Defendemos a hipótese de que não foi uma corrente racista, mas que
procurava apenas elevar a cultura negra ao patamar das outras.
Negritude
A Negritude tem a sua origem nos movimentos culturais
protagonizados por negros, brancos, mestiços que, desde as décadas de 10, 20,
30 (século XIX), vinham lutando por renascimento negro (busca e revalorização
das raízes culturais africanas, crioulas e populares) principalmente em três países
das Américas, Haiti, Cuba e Estados Unidos da América, mas também um pouco por
todo o lado.
A ideia de renascimento, indigenismo e negrismo surge
como consequência das luzes e do romantismo, que levaram à abolição da
escravatura e finalmente à possibilidade de, após a Revolução Francesa de 1789,
os povos supostamente poderem assumir a liberdade e igualdade.

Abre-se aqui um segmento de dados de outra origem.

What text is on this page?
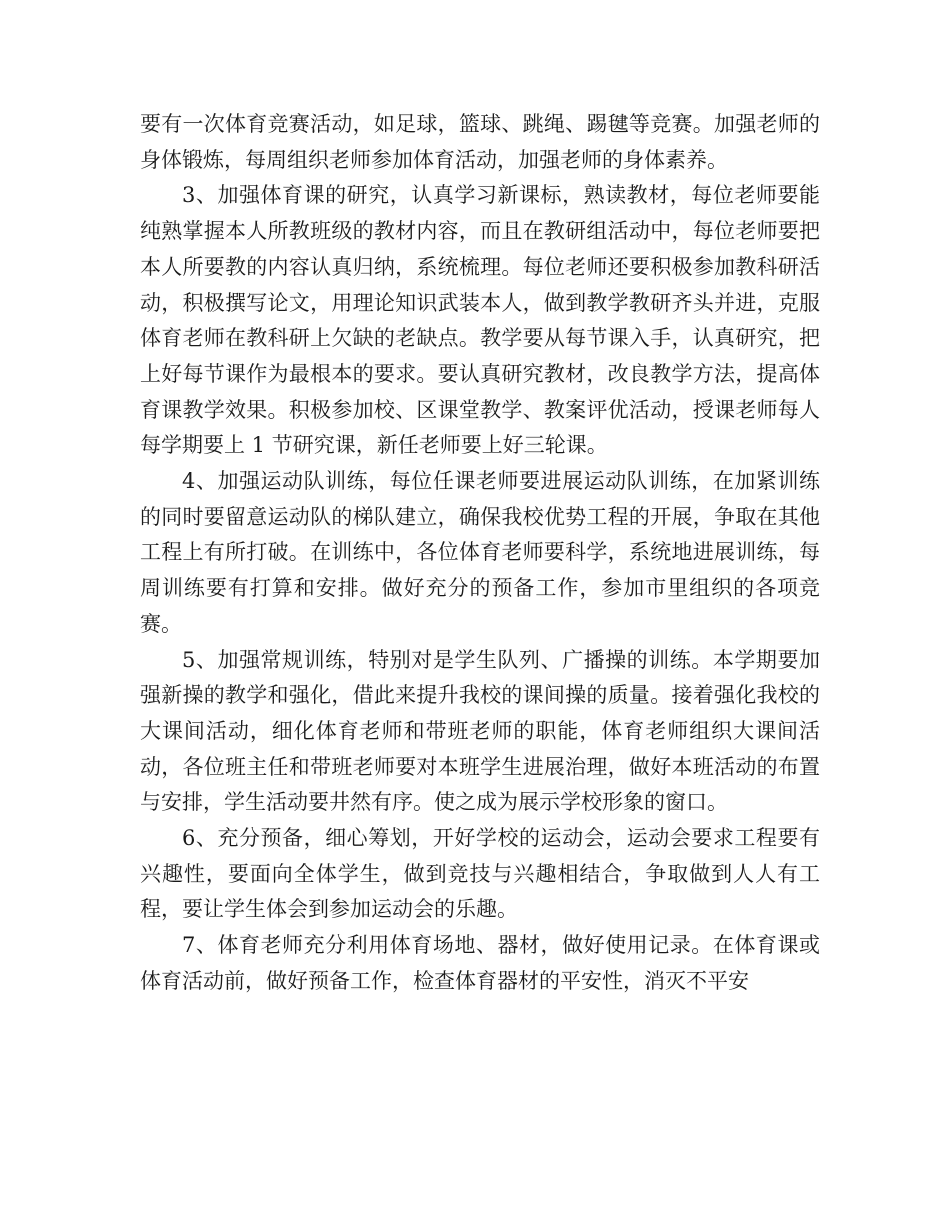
要有一次体育竞赛活动，如足球，篮球、跳绳、踢毽等竞赛。加强老师的身体锻炼，每周组织老师参加体育活动，加强老师的身体素养。

3、加强体育课的研究，认真学习新课标，熟读教材，每位老师要能纯熟掌握本人所教班级的教材内容，而且在教研组活动中，每位老师要把本人所要教的内容认真归纳，系统梳理。每位老师还要积极参加教科研活动，积极撰写论文，用理论知识武装本人，做到教学教研齐头并进，克服体育老师在教科研上欠缺的老缺点。教学要从每节课入手，认真研究，把上好每节课作为最根本的要求。要认真研究教材，改良教学方法，提高体育课教学效果。积极参加校、区课堂教学、教案评优活动，授课老师每人每学期要上 1 节研究课，新任老师要上好三轮课。

4、加强运动队训练，每位任课老师要进展运动队训练，在加紧训练的同时要留意运动队的梯队建立，确保我校优势工程的开展，争取在其他工程上有所打破。在训练中，各位体育老师要科学，系统地进展训练，每周训练要有打算和安排。做好充分的预备工作，参加市里组织的各项竞赛。

5、加强常规训练，特别对是学生队列、广播操的训练。本学期要加强新操的教学和强化，借此来提升我校的课间操的质量。接着强化我校的大课间活动，细化体育老师和带班老师的职能，体育老师组织大课间活动，各位班主任和带班老师要对本班学生进展治理，做好本班活动的布置与安排，学生活动要井然有序。使之成为展示学校形象的窗口。

6、充分预备，细心筹划，开好学校的运动会，运动会要求工程要有兴趣性，要面向全体学生，做到竞技与兴趣相结合，争取做到人人有工程，要让学生体会到参加运动会的乐趣。

7、体育老师充分利用体育场地、器材，做好使用记录。在体育课或体育活动前，做好预备工作，检查体育器材的平安性，消灭不平安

O termo "Negritude" aparece pela primeira vez escrito por Aimé Césaire, em 1938, no seu livro de poemas, "Cahier d'un retour au pays natal"; está intimamente associado ao trabalho reivindicativo de um grupo de estudantes africanos em Paris, nos princípios da década de 30, de que se destacam como principais responsáveis e dinamizadores Léopold Sédar Senghor (1906) senegalês, Aimé Césaire (1913), martinicano, e Leon Damas (1912), ganês.
Estes autores da Negritude legaram-nos uma obra
literária da máxima importância; mas foi Senghor que, com a Presidência do seu
Pais (Senegal) e uma larga aceitação Ocidental (política literária e académica)

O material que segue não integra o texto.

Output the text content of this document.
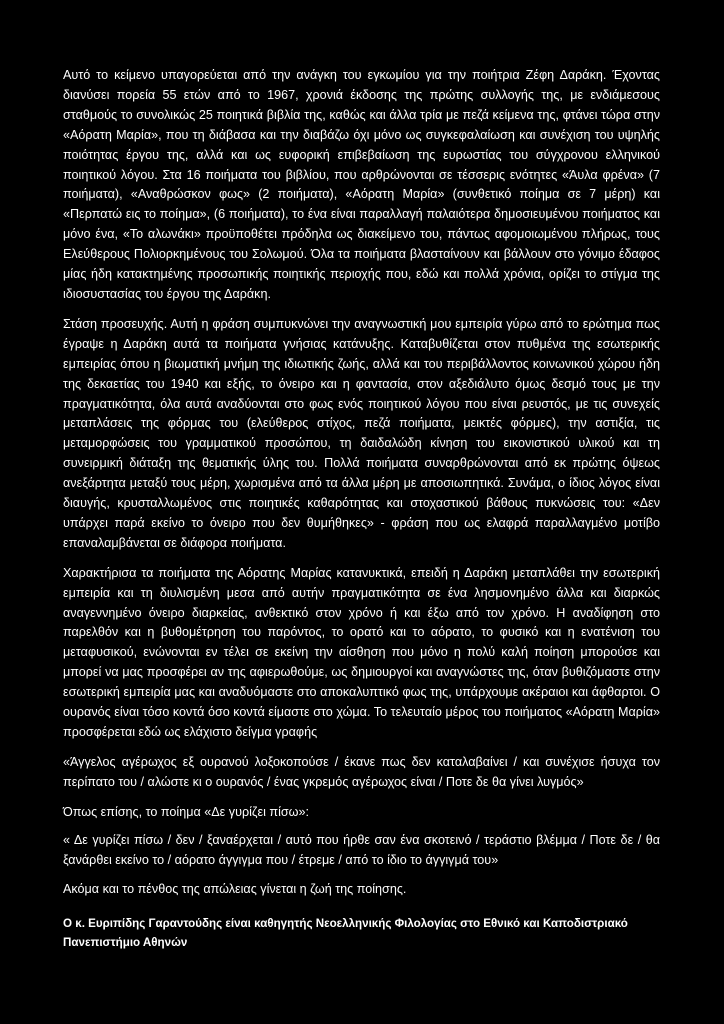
Αυτό το κείμενο υπαγορεύεται από την ανάγκη του εγκωμίου για την ποιήτρια Ζέφη Δαράκη. Έχοντας διανύσει πορεία 55 ετών από το 1967, χρονιά έκδοσης της πρώτης συλλογής της, με ενδιάμεσους σταθμούς το συνολικώς 25 ποιητικά βιβλία της, καθώς και άλλα τρία με πεζά κείμενα της, φτάνει τώρα στην «Αόρατη Μαρία», που τη διάβασα και την διαβάζω όχι μόνο ως συγκεφαλαίωση και συνέχιση του υψηλής ποιότητας έργου της, αλλά και ως ευφορική επιβεβαίωση της ευρωστίας του σύγχρονου ελληνικού ποιητικού λόγου. Στα 16 ποιήματα του βιβλίου, που αρθρώνονται σε τέσσερις ενότητες «Άυλα φρένα» (7 ποιήματα), «Αναθρώσκον φως» (2 ποιήματα), «Αόρατη Μαρία» (συνθετικό ποίημα σε 7 μέρη) και «Περπατώ εις το ποίημα», (6 ποιήματα), το ένα είναι παραλλαγή παλαιότερα δημοσιευμένου ποιήματος και μόνο ένα, «Το αλωνάκι» προϋποθέτει πρόδηλα ως διακείμενο του, πάντως αφομοιωμένου πλήρως, τους Ελεύθερους Πολιορκημένους του Σολωμού. Όλα τα ποιήματα βλασταίνουν και βάλλουν στο γόνιμο έδαφος μίας ήδη κατακτημένης προσωπικής ποιητικής περιοχής που, εδώ και πολλά χρόνια, ορίζει το στίγμα της ιδιοσυστασίας του έργου της Δαράκη.

Στάση προσευχής. Αυτή η φράση συμπυκνώνει την αναγνωστική μου εμπειρία γύρω από το ερώτημα πως έγραψε η Δαράκη αυτά τα ποιήματα γνήσιας κατάνυξης. Καταβυθίζεται στον πυθμένα της εσωτερικής εμπειρίας όπου η βιωματική μνήμη της ιδιωτικής ζωής, αλλά και του περιβάλλοντος κοινωνικού χώρου ήδη της δεκαετίας του 1940 και εξής, το όνειρο και η φαντασία, στον αξεδιάλυτο όμως δεσμό τους με την πραγματικότητα, όλα αυτά αναδύονται στο φως ενός ποιητικού λόγου που είναι ρευστός, με τις συνεχείς μεταπλάσεις της φόρμας του (ελεύθερος στίχος, πεζά ποιήματα, μεικτές φόρμες), την αστιξία, τις μεταμορφώσεις του γραμματικού προσώπου, τη δαιδαλώδη κίνηση του εικονιστικού υλικού και τη συνειρμική διάταξη της θεματικής ύλης του. Πολλά ποιήματα συναρθρώνονται από εκ πρώτης όψεως ανεξάρτητα μεταξύ τους μέρη, χωρισμένα από τα άλλα μέρη με αποσιωπητικά. Συνάμα, ο ίδιος λόγος είναι διαυγής, κρυσταλλωμένος στις ποιητικές καθαρότητας και στοχαστικού βάθους πυκνώσεις του: «Δεν υπάρχει παρά εκείνο το όνειρο που δεν θυμήθηκες» - φράση που ως ελαφρά παραλλαγμένο μοτίβο επαναλαμβάνεται σε διάφορα ποιήματα.

Χαρακτήρισα τα ποιήματα της Αόρατης Μαρίας κατανυκτικά, επειδή η Δαράκη μεταπλάθει την εσωτερική εμπειρία και τη διυλισμένη μεσα από αυτήν πραγματικότητα σε ένα λησμονημένο άλλα και διαρκώς αναγεννημένο όνειρο διαρκείας, ανθεκτικό στον χρόνο ή και έξω από τον χρόνο. Η αναδίφηση στο παρελθόν και η βυθομέτρηση του παρόντος, το ορατό και το αόρατο, το φυσικό και η ενατένιση του μεταφυσικού, ενώνονται εν τέλει σε εκείνη την αίσθηση που μόνο η πολύ καλή ποίηση μπορούσε και μπορεί να μας προσφέρει αν της αφιερωθούμε, ως δημιουργοί και αναγνώστες της, όταν βυθιζόμαστε στην εσωτερική εμπειρία μας και αναδυόμαστε στο αποκαλυπτικό φως της, υπάρχουμε ακέραιοι και άφθαρτοι. Ο ουρανός είναι τόσο κοντά όσο κοντά είμαστε στο χώμα. Το τελευταίο μέρος του ποιήματος «Αόρατη Μαρία» προσφέρεται εδώ ως ελάχιστο δείγμα γραφής

«Άγγελος αγέρωχος εξ ουρανού λοξοκοπούσε / έκανε πως δεν καταλαβαίνει / και συνέχισε ήσυχα τον περίπατο του / αλώστε κι ο ουρανός / ένας γκρεμός αγέρωχος είναι / Ποτε δε θα γίνει λυγμός»

Όπως επίσης, το ποίημα «Δε γυρίζει πίσω»:

« Δε γυρίζει πίσω / δεν / ξαναέρχεται / αυτό που ήρθε σαν ένα σκοτεινό / τεράστιο βλέμμα / Ποτε δε / θα ξανάρθει εκείνο το / αόρατο άγγιγμα που / έτρεμε / από το ίδιο το άγγιγμά του»

Ακόμα και το πένθος της απώλειας γίνεται η ζωή της ποίησης.

Ο κ. Ευριπίδης Γαραντούδης είναι καθηγητής Νεοελληνικής Φιλολογίας στο Εθνικό και Καποδιστριακό Πανεπιστήμιο Αθηνών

contribuiu decisivamente para a divulgação da Negritude.
É a Senghor que são atribuídas as primeiras tentativas
de definição do conceito de Negritude: "Conjunto dos valores culturais do
mundo negro”.
Eis alguns
valores característicos do homem negro:
Ø O homem negro é essencialmente
religioso e cultural, ritual e celebrante, porque para ele existe um ente
supremo, o "sagrado", que é o verdadeiro real
o homem negro é simbólico, porque o seu mundo é o mundo das imagens e do concreto;
o homem negro é simbólico, porque o seu mundo é o mundo das imagens e do concreto;
Ø Todas as realidades materiais,
visíveis e imediatas são anunciadoras e portadoras de outras realidades;
Ø O homem negro é o homem de coração,
porque, para além do corpo, da forca vital, da habilidade, do entendimento e de
todas as outras qualidades humanas, é ainda pelo coração que o homem se define,
que o homem vale e é julgado; para usar a categoria de um provérbio africano:
"o coração do homem é o seu rei".
Importa revelar ainda que chegou mesmo a haver grandes
figuras Ocidentais dizendo que a negritude era também um movimento racista. Mas
isso não corresponde à verdade, porque se para Césaire a "Negritude",
no início, se fez racista simplesmente para realçar os seus valores, a sua
dignidade e afirmá-los, para Senghor era ainda algo mais do que isso:
‘‘A
"Negritude" é um humanismo, porque todas as raças tinham lugar neste
universo civilizacional de inspiração do homem.’’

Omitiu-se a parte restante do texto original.